Sumber Gambar: google.com

Kecewa, satu kata yang mungkin dapat menggambarkan suasana hati saya dan mungkin para perantau lain saat ini. Tentu saja tidak hanya kecewa tetapi disusul kata lain seperti sedih dan dongkol. Maklum tahun ini adalah tahun kedua Pemerintah mengeluarkan larangan mudik saat Lebaran karena pandemi Covid-19.

Mudik bagi kami para perantau bukan hanya sekadar momen pulang kampung demi melepas rindu atau alih-alih hanya sebagai ajang pamer kesuksesan di perantauan. Lebih dari itu, mudik adalah momentum untuk berkontemplasi dan merenung siapa diri kita, dari mana asal kita dan mengingat kembali akar kita untuk kemudian dapat menentukan kemana hidup kita akan menuju.

Ada suatu nasihat yang kira-kira cukup penting terkait mengenali diri sendiri ini. Setiap manusia memiliki keunikan masing-masing yang berbeda dengan manusia yang lain. Mengenali diri sendiri dan mengenali asal-usul diri dapat membantu kemana kita akan menuju.

Apabila diibaratkan hewan. Jika kita terlahir sebagai “ikan” mengapa kita harus susah-susah hidup untuk hidup di darat dan mencoba mengaum selayaknya “harimau”. Begitu juga apabila kita terlahir sebagai seorang “Harimau” mengapa kita harus sibuk-sibuk mencoba hidup di dalam air. Tidak ada yang lebih baik antara harimau dan ikan, semuanya baik, memiliki garis hidup dan tujuan masing-masing yang tidak bisa dibandingkan antara satu dengan yang lain.

Dari itu semua, mudik yang sejati sebenarnya bukan mudik sebagaimana yang kita pahami sebagai seremoni pulang kampung. Mudik yang sejati adalah mudik kepada Allah SWT. Mengutip pendapat budayawan Emha Ainun Nadjib, “Setiap manusia pasti akan kembali dari setiap perginya. Pulang paling dekat adalah ke leluhurnya di kampung halaman, pulang yang lebih jauh adalah ke sejarah yang lebih jauh, dan pulang yang paling sejati adalah kepada Allah. Mudik adalah kesadaran untuk tauhid.”

Kita semua, terutama yang Muslim pasti sudah familiar dengan kalimat “Inna lillahi wa inna ilaihi raaji’un” (Sesungguhnya kita milik Allah, dan kepada-Nya lah kita kembali) yang biasanya diucapkan apabila mendengar berita duka. Kalimat ini sebenarnya jika dipahami lebih dalam, bermakna lebih dari sekadar ucapan duka, namun sebagai ekspresi dan kesadaran kepasrahan diri bahwa kita adalah milik Tuhan dan kepada-Nya kita akan kembali. Bukankah kalimat itu menjadi validasi bahwa mudik yang sejati adalah mudik kepada Allah SWT.

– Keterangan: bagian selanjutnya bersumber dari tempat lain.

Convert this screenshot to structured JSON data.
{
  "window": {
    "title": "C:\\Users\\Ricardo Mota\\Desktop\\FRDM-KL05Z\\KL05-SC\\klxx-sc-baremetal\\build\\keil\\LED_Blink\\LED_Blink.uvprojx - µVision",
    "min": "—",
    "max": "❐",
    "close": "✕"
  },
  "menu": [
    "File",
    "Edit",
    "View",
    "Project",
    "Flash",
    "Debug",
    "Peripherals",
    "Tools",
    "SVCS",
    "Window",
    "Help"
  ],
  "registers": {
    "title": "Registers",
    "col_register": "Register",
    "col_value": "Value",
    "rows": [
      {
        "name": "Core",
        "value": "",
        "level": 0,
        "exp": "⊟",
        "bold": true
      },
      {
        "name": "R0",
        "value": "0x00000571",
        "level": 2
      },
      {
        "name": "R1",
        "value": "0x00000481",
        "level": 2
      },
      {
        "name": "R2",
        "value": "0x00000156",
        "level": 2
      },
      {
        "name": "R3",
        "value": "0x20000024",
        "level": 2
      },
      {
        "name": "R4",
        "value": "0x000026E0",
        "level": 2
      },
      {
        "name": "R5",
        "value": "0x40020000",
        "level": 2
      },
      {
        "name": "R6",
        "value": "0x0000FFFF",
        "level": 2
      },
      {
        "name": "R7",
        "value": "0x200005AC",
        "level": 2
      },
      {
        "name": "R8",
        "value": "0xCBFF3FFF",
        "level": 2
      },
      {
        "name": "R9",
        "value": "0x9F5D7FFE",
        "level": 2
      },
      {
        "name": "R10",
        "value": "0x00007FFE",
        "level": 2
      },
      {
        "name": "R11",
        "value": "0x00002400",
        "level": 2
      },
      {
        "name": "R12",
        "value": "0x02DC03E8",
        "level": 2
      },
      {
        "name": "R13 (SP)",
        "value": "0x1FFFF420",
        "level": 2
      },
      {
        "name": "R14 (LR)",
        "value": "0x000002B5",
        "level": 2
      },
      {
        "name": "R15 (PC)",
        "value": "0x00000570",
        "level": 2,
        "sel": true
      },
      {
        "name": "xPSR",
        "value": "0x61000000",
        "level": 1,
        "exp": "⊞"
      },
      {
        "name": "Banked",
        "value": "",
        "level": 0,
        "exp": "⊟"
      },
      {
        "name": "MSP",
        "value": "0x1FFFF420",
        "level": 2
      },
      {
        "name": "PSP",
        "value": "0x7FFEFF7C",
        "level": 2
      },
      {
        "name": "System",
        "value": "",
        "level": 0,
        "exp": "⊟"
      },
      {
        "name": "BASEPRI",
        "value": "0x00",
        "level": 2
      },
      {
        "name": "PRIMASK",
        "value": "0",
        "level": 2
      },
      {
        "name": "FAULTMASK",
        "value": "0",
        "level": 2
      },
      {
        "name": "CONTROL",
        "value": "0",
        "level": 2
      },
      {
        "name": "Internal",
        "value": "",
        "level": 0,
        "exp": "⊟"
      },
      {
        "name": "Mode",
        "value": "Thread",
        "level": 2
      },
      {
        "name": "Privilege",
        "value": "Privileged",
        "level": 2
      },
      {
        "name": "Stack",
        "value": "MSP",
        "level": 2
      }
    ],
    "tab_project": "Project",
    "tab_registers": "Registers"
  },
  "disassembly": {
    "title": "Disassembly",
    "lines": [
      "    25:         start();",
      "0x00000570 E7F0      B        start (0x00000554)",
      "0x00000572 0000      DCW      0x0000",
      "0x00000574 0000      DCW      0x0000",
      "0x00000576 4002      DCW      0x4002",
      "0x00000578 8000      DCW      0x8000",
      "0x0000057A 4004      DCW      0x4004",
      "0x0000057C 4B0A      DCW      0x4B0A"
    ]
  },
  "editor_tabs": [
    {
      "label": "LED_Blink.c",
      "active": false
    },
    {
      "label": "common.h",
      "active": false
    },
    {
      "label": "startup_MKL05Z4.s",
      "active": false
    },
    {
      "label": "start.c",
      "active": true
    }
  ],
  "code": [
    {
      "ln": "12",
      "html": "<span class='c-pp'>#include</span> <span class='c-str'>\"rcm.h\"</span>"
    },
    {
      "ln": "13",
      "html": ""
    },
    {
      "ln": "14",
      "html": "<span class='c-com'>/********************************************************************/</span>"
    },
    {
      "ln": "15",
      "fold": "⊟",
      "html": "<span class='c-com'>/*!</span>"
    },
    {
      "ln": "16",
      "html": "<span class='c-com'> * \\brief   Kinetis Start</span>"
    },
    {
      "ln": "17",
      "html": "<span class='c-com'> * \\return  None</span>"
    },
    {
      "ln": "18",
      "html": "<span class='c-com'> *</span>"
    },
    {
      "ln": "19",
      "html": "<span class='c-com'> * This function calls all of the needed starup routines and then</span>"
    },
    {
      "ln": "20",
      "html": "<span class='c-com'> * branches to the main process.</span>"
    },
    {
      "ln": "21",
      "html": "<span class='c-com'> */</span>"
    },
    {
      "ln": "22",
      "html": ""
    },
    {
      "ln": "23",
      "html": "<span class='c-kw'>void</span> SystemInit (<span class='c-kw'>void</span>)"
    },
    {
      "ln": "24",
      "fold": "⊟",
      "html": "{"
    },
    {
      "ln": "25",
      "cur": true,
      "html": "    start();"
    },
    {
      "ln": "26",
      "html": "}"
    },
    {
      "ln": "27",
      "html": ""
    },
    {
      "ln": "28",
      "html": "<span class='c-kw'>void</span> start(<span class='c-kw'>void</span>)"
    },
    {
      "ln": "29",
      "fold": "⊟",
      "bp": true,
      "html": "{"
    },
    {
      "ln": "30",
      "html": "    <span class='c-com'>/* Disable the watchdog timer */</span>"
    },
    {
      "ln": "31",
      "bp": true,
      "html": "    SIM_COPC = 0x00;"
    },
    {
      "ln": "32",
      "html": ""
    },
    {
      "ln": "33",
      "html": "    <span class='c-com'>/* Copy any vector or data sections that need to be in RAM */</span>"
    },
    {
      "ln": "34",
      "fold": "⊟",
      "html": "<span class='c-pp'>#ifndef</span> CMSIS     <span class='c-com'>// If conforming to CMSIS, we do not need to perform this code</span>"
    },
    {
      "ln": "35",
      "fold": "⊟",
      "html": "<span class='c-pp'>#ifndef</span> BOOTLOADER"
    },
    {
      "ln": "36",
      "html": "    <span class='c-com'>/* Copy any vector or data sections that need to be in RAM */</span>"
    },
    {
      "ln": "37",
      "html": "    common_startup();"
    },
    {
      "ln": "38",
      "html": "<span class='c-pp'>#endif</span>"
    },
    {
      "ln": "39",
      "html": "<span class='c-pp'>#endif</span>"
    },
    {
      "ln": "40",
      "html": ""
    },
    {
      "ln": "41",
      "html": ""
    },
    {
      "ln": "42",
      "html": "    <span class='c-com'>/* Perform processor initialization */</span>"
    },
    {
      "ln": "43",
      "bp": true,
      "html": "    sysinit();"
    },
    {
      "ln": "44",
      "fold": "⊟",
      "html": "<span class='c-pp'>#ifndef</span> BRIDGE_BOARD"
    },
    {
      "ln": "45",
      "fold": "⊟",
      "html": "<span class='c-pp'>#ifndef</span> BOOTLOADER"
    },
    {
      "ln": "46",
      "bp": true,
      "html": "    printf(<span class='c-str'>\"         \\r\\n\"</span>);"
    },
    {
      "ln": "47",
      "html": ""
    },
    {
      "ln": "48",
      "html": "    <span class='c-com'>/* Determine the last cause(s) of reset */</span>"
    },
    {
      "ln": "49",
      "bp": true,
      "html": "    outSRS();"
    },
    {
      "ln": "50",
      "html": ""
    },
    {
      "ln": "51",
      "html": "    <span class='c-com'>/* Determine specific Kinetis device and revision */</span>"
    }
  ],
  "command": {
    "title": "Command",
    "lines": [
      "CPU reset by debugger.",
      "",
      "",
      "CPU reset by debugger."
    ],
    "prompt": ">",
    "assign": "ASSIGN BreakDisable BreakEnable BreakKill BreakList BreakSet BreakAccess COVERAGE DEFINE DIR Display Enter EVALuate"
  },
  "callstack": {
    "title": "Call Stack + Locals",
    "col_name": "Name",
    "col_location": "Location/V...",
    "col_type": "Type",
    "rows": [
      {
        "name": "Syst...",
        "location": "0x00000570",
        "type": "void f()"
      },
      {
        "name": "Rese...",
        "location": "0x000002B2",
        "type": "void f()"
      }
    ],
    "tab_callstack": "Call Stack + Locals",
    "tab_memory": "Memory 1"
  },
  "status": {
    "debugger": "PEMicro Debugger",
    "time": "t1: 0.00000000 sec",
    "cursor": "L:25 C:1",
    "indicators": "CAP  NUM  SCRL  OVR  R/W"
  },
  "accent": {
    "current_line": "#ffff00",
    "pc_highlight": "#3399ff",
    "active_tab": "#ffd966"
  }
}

Mudik kepada Tuhan apakah hanya dimaknai ketika meninggal dunia? Tentu tidak. Mudik kepada Tuhan seharusnya bisa dilakukan setiap waktu hidup kita. Dalam bahasa sederhananya adalah berpasrah dan bertawakal kepada Tuhan, mengembalikan semuanya kepada pemilik kehidupan. Lalu, selama hidup sudah berapa kali kita sudah mencoba melakukan jenis mudik yang satu ini?

Soal pasrah dan sikap berserah diri kepada Tuhan. Leluhur kita sebenarnya telah menitipkan filosofi hidup tersebut melalui permainan anak-anak yang pastinya kita semua sangat familiar, yaitu, “Hompimpa Alaium Gambreng” .

Hompimpa Alaium Gambreng ini adalah suatu permainan untuk menentukan sesuatu, entah itu suatu kelompok, peran atau posisi. Beberapa bocah yang bermain ini biasanya melingkar sambil menggoyangkan telapak tangannya sambil berkata “Hompimpa Alaihum Gambreng” sebelum akhirnya mengeluarkan posisi telapak tangan terbuka atau tertutup.

Konon, Hompimpa Alaium Gambreng dalam bahasa aslinya yaitu sanksekerta adalah “Hongpimpa alaihong gambreng.”. yang diyakini bermaknya “dari Tuhan kembali ke Tuhan” dan Gambreng sendiri kira-kira bermakna “Ayo bermain!!”. Hal ini juga baru saya tahu setelah melihat video Youtube penjelasan Zaini Alif di TedX Jakarta, kira-kira judul videonya, “The Secret Meaning of “Hom Pim Pa”.

Secara tidak sadar, para bocah dan kita semua yang pernah memainkan Hompimpa Alaium Gambreng ternyata telah berpasrah kepada Tuhan untuk menentukan peran atau posisi dalam suatu permainan. Mungkin begitu juga dalam hidup, sekali waktu kita memang perlu “berhompimpa”, berpasrah pada Tuhan untuk menentukan posisi dan peran kita dalam kehidupan, biar selanjutnya Tuhan yang menentukan.

Dapat kita lihat bahwa begitu dalamnya makna mudik ini. Perlu untuk diingat, Pemerintah memang melarang kita untuk mudik pulang ke kampung halaman. Tapi, Pemerintah tidak akan bisa melarang kita untuk mudik yang sebenar-benarnya mudik yaitu mudik ke hadirat Tuhan, mudik untuk berpasrah dan bertawakal kepadaNya.